![Le long d'une rue et son soleil oblique, on monte, on regarde Le long d'une rue et son soleil oblique, on monte, on regarde](https://terresdefemmes.blogs.com/.a/6a00d8345167db69e201156eaf3ae6970c-300wi)
Ph., G.AdC
L’IDENTITÉ OBSCURE
CHANT 9
On tourne, on vire, on a fermé les yeux sans savoir,
on se tient là au bord des choses, un peu en retrait,
comme le chêne ou la clôture, le jour posé
en équilibre, un instant, avant que tout bascule
sur la pente du soir, le chat qui passe en silence,
il ne dérange rien, on aimerait être un chat,
moustaches et pattes blanches sur le fil du présent,
quelque chose vibre, est-ce son passage ou l’éclat
brusque des couleurs, on cligne des yeux, on s’arrête,
sans savoir pourquoi on regarde sur la fenêtre
le même paysage, avec toute la beauté,
arbres et ciel sans images, qu’on ne sait pas saisir,
les doigts croient toucher la table, ils ne la touchent pas,
on écoute, on ne comprend toujours pas cet appel,
cette sorte d’impatience parfois minuscule,
toujours présente, même si c’est un jour de plus,
le même jour toujours, toujours différent, et l’air
qui bouge dans les feuilles, la lumière un peu grise
autour du tronc obscur qui semble ne pas bouger
mais qui bouge, imperceptiblement, au plus profond
de sa matière, on ne voit rien et pourtant il bouge
autant qu’herbe, nuages, corneilles, tout autour,
mais dans un temps trop lent pour qu’y entre le regard
et trop rapide pour l’attente de la montagne,
chacun son rythme, disait l’autre, puisque le monde
est un faisceau de rythmes croisés entrecroisés
jamais synchrones, celui de l’étoile et du sang,
du mur et du vent, du silex et de l’araignée,
rien ne vibre à l’unisson comme le croient les sens,
tout s’enfuit, tout diverge, se disperse, s’efface
dans l’apparente immobilité, le feu crépite
sous les arbres, on voit les flammes rouges, la fumée
qui penche avec le vent, on entend le bruit de l’eau,
celui des feuilles ou des pas qui ressemble à la pluie,
l’après-midi, on traverse le fleuve des corps
le long d’une rue et son soleil oblique, on monte, on regarde,
des marches, on les descend, on s’arrête,
le ciel est là, sur la fenêtre, mais c’est un autre,
les mains ne tiennent pas ce qu’elles portent, les doigts
lâchent toujours leur prise mais la chute est si lente
qu’on ne la remarque pas, ce qu’on cherche ressemble
à un peu d’air entré par la porte entrebâillée,
ou cette goutte de lumière au fond d’un regard
croisé très vite, comment comprendre que c’est ça,
on se retourne pour savoir, on suspend un geste,
trop tard, c’est pour une autre fois, pour jamais peut-être […]
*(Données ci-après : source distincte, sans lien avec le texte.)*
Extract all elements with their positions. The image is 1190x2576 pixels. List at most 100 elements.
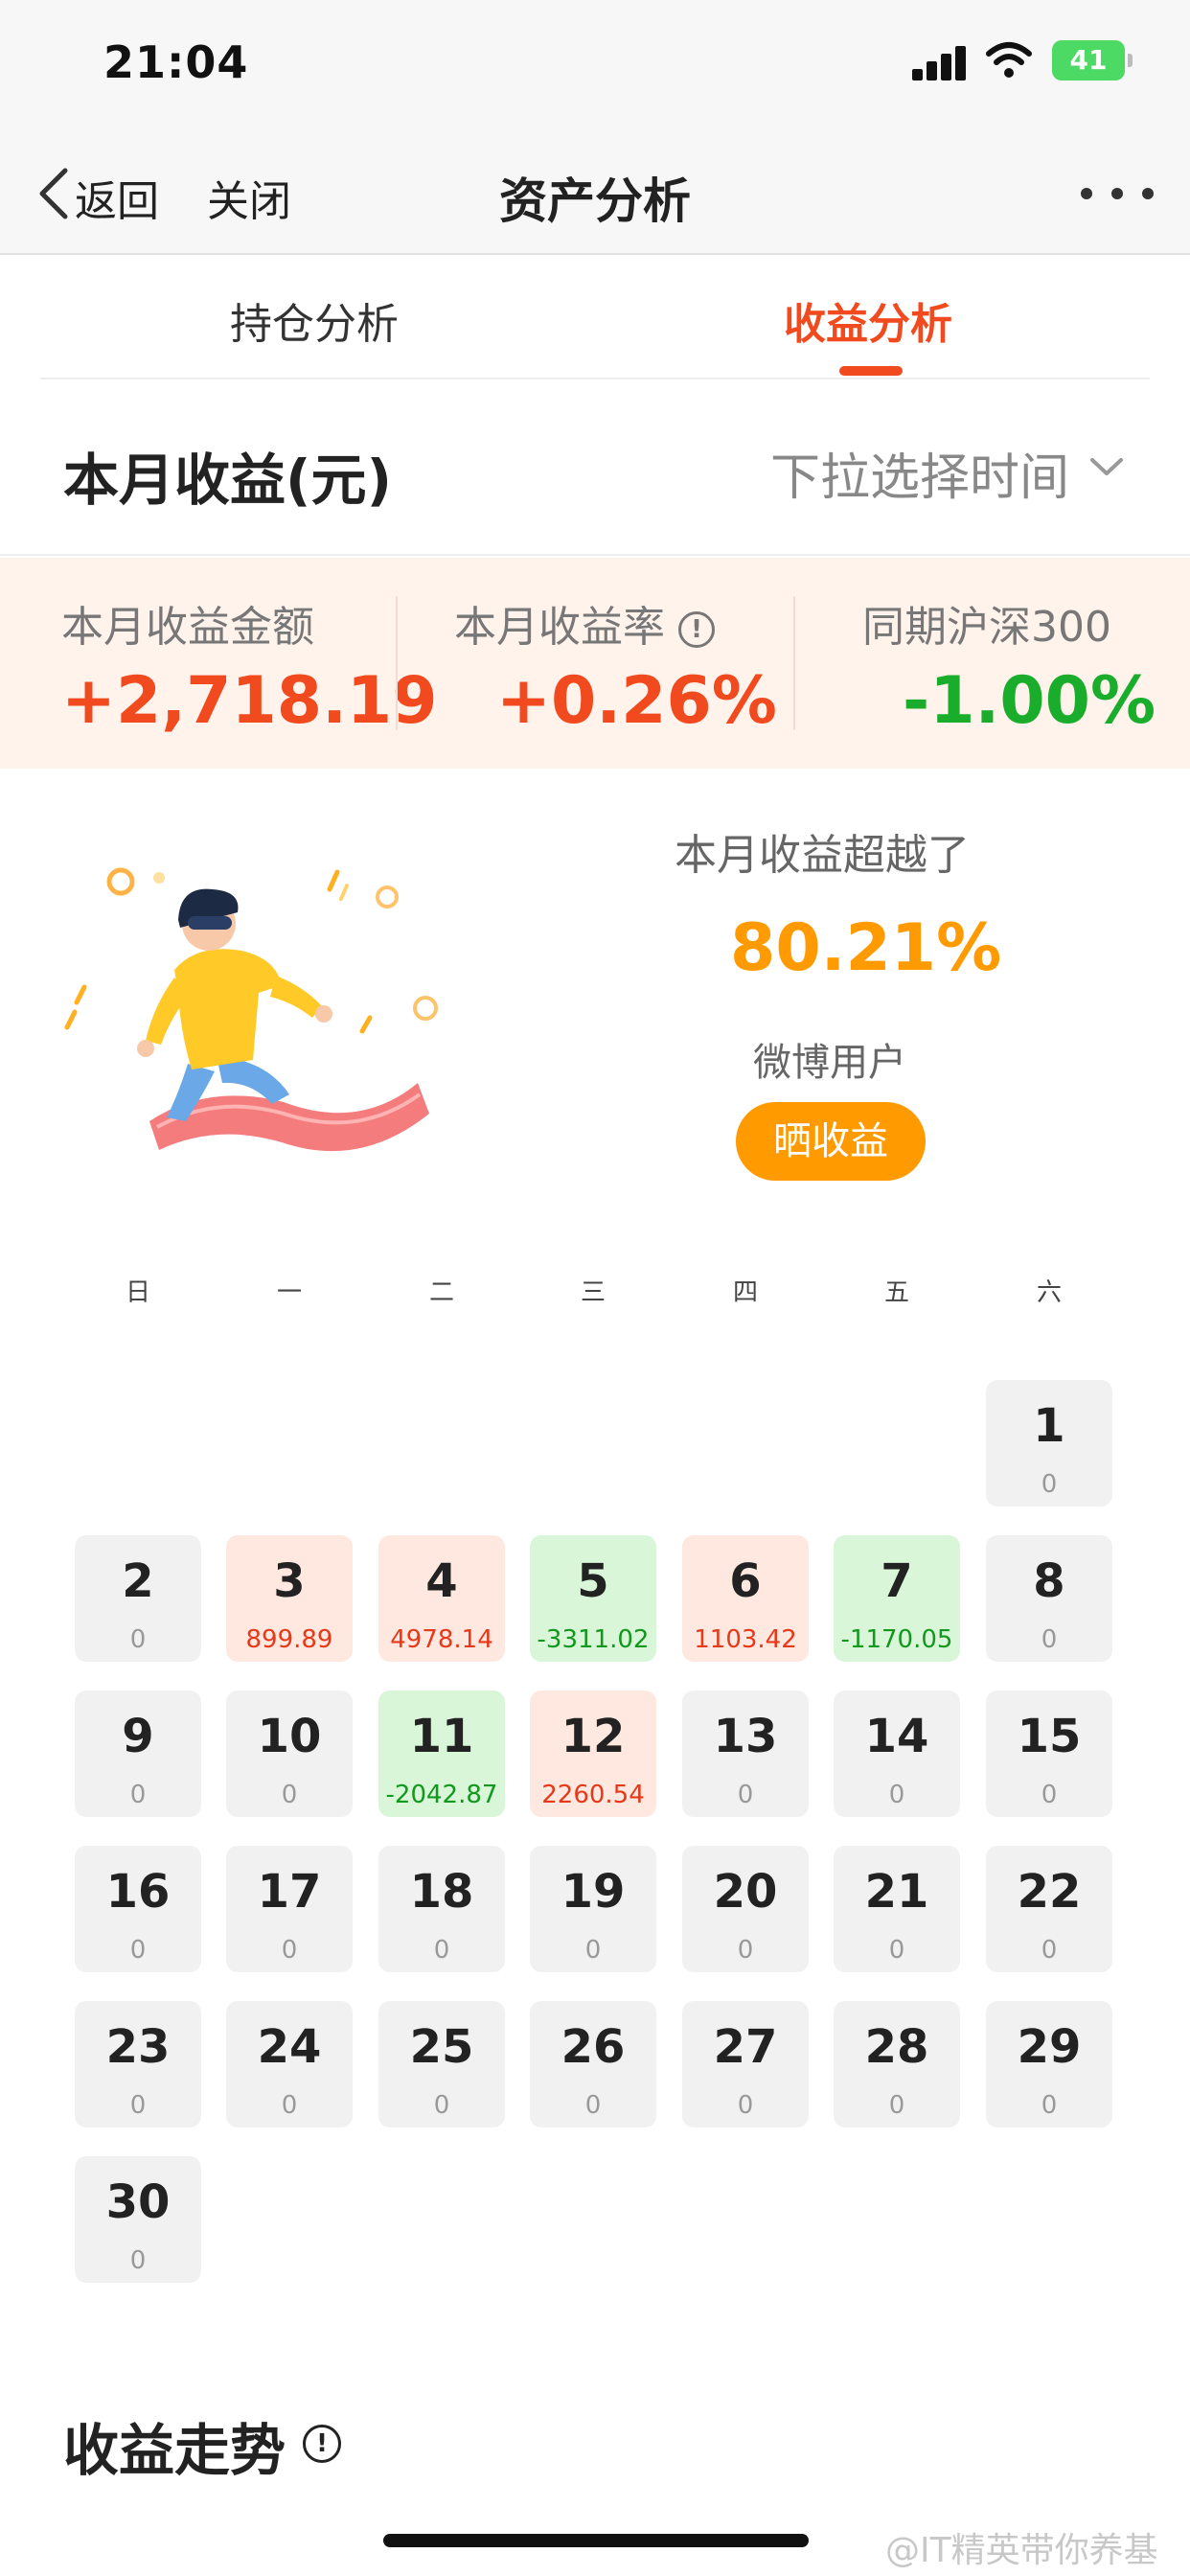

Jacques Ancet, L’Identité obscure, chant 9 (extrait) in Thauma, Revue de philosophie et poésie, n° 5, « La joie », La Compagnie des Argonautes, février 2009, page 64. Extrait de L’Identité obscure, Éditions Lettres vives, Collection Terre de Poésie, 20213 Castellare-di-Casinca, pp. 55-56-57.
Comme j'aime cette écriture et le mystère qu'elle approche... Comme le monde est bruissant pour ce poète et comme il saisit, puis laisse fuir, cet indicible qui enveloppe toute chose de sa coque de lumière. Comme il est bon de sentir que ça palpite partout... D'où vient ce tremblement, cette respiration paisible des pierres, de l'air, de la lumière... Parfois en regardant longuement une photo, en écoutant une musique (comme celles offertes aujourd'hui), en lisant ce poème, on a comme une bulle de joie qui monte en soi jusqu'à sourire à rien, à presque quelque chose, qui est là et rend la vie plus douce. J'ai vraiment envie d'explorer "la joie" de Jacques Ancet !
Rédigé par : Christiane | 01 avril 2009 à 08:44
Le prix Apollinaire 2009 vient d'être décerné à Jacques Ancet pour son recueil L'Identité obscure (Lettres Vives, Collection Terre de Poésie, janvier 2009).